Netherlands-based global aid nonprofit

The Nabuur Foundation is a non-profit organization based in Giethoorn, Netherlands. It aims to help in the development of impoverished communities by enabling people from other countries to help the community members through Nabuur's website.

Nabuur started operating on 30 October 2001. Its founder, Siegfried Woldhek, is a former director of the Dutch branch of the World Wildlife Fund. Nabuur is an old word in Dutch meaning "neighbor".

==Nabuur system==

The core of the system employed by Nabuur is the concept of village. There is a simple mechanism at the website for registering a village. Communities in all parts of the world can register in Nabuur's website and state the issues they face. Such issues might be Aids epidemics, low literacy rates, the construction of water wells, gender inequalities among others.
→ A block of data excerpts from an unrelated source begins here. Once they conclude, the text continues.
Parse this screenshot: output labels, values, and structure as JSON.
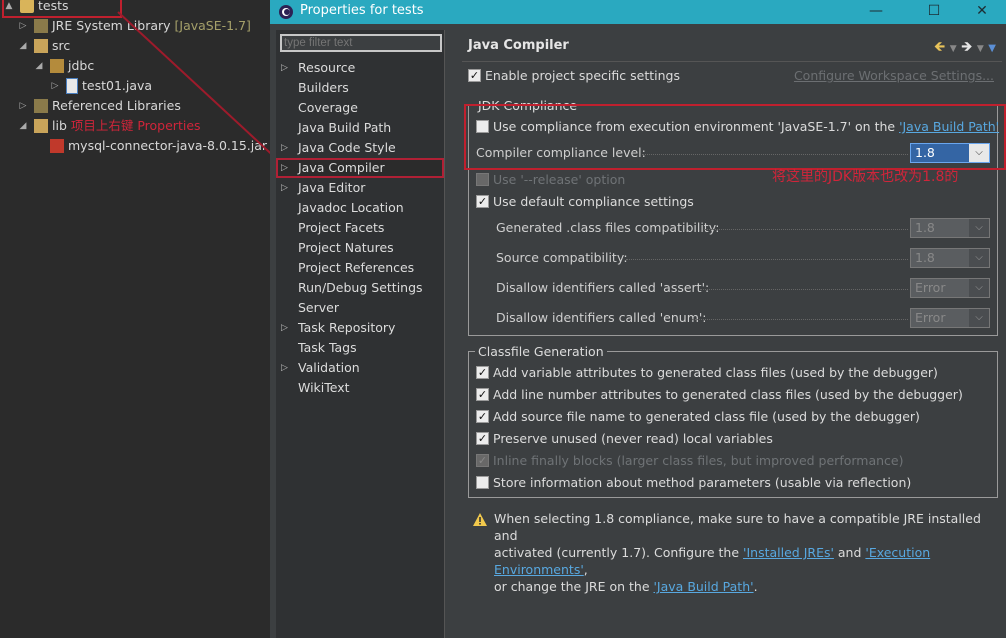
{
  "explorer": {
    "project": "tests",
    "jre_label": "JRE System Library",
    "jre_version": "[JavaSE-1.7]",
    "src": "src",
    "pkg": "jdbc",
    "file": "test01.java",
    "ref_libs": "Referenced Libraries",
    "lib": "lib",
    "lib_annotation": "项目上右键 Properties",
    "jar": "mysql-connector-java-8.0.15.jar"
  },
  "dialog": {
    "title": "Properties for tests",
    "min": "—",
    "max": "☐",
    "close": "✕",
    "filter_placeholder": "type filter text",
    "nav": [
      {
        "label": "Resource",
        "arrow": true
      },
      {
        "label": "Builders",
        "arrow": false
      },
      {
        "label": "Coverage",
        "arrow": false
      },
      {
        "label": "Java Build Path",
        "arrow": false
      },
      {
        "label": "Java Code Style",
        "arrow": true
      },
      {
        "label": "Java Compiler",
        "arrow": true,
        "selected": true
      },
      {
        "label": "Java Editor",
        "arrow": true
      },
      {
        "label": "Javadoc Location",
        "arrow": false
      },
      {
        "label": "Project Facets",
        "arrow": false
      },
      {
        "label": "Project Natures",
        "arrow": false
      },
      {
        "label": "Project References",
        "arrow": false
      },
      {
        "label": "Run/Debug Settings",
        "arrow": false
      },
      {
        "label": "Server",
        "arrow": false
      },
      {
        "label": "Task Repository",
        "arrow": true
      },
      {
        "label": "Task Tags",
        "arrow": false
      },
      {
        "label": "Validation",
        "arrow": true
      },
      {
        "label": "WikiText",
        "arrow": false
      }
    ],
    "page_title": "Java Compiler",
    "enable_specific": "Enable project specific settings",
    "configure_ws": "Configure Workspace Settings...",
    "jdk_group": "JDK Compliance",
    "use_env_prefix": "Use compliance from execution environment 'JavaSE-1.7' on the ",
    "java_build_path_link": "'Java Build Path'",
    "compliance_level_label": "Compiler compliance level:",
    "compliance_level_value": "1.8",
    "annotation_cn": "将这里的JDK版本也改为1.8的",
    "release_option": "Use '--release' option",
    "use_default": "Use default compliance settings",
    "generated_label": "Generated .class files compatibility:",
    "generated_value": "1.8",
    "source_label": "Source compatibility:",
    "source_value": "1.8",
    "assert_label": "Disallow identifiers called 'assert':",
    "assert_value": "Error",
    "enum_label": "Disallow identifiers called 'enum':",
    "enum_value": "Error",
    "classfile_group": "Classfile Generation",
    "cf_variable": "Add variable attributes to generated class files (used by the debugger)",
    "cf_line": "Add line number attributes to generated class files (used by the debugger)",
    "cf_source": "Add source file name to generated class file (used by the debugger)",
    "cf_preserve": "Preserve unused (never read) local variables",
    "cf_inline": "Inline finally blocks (larger class files, but improved performance)",
    "cf_store": "Store information about method parameters (usable via reflection)",
    "note_line1": "When selecting 1.8 compliance, make sure to have a compatible JRE installed and",
    "note_line2_a": "activated (currently 1.7). Configure the ",
    "note_installed_jres": "'Installed JREs'",
    "note_and": " and ",
    "note_exec_envs": "'Execution Environments'",
    "note_line2_c": ",",
    "note_line3_a": "or change the JRE on the ",
    "note_jbp": "'Java Build Path'",
    "note_line3_c": "."
  },
  "colors": {
    "annotation_red": "#c0202e",
    "titlebar": "#2aa9c0",
    "link": "#58a8e0"
  }
}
From that moment on this community is called a village, in spite of the community's current geographical status. Some are as few as 50 people, some as many as a million. Then a facilitator (a volunteer worker trained by Nabuur) is appointed for this village's web page.

Now other users can sign in as virtual neighbors for this village. The neighbors will look for possible ideas concerning the issues raised by the village, and then present possible ideas for the community to consider. If project funding or expert involvement is to be sought, that is for the local community to do—with support from the virtual neighbors.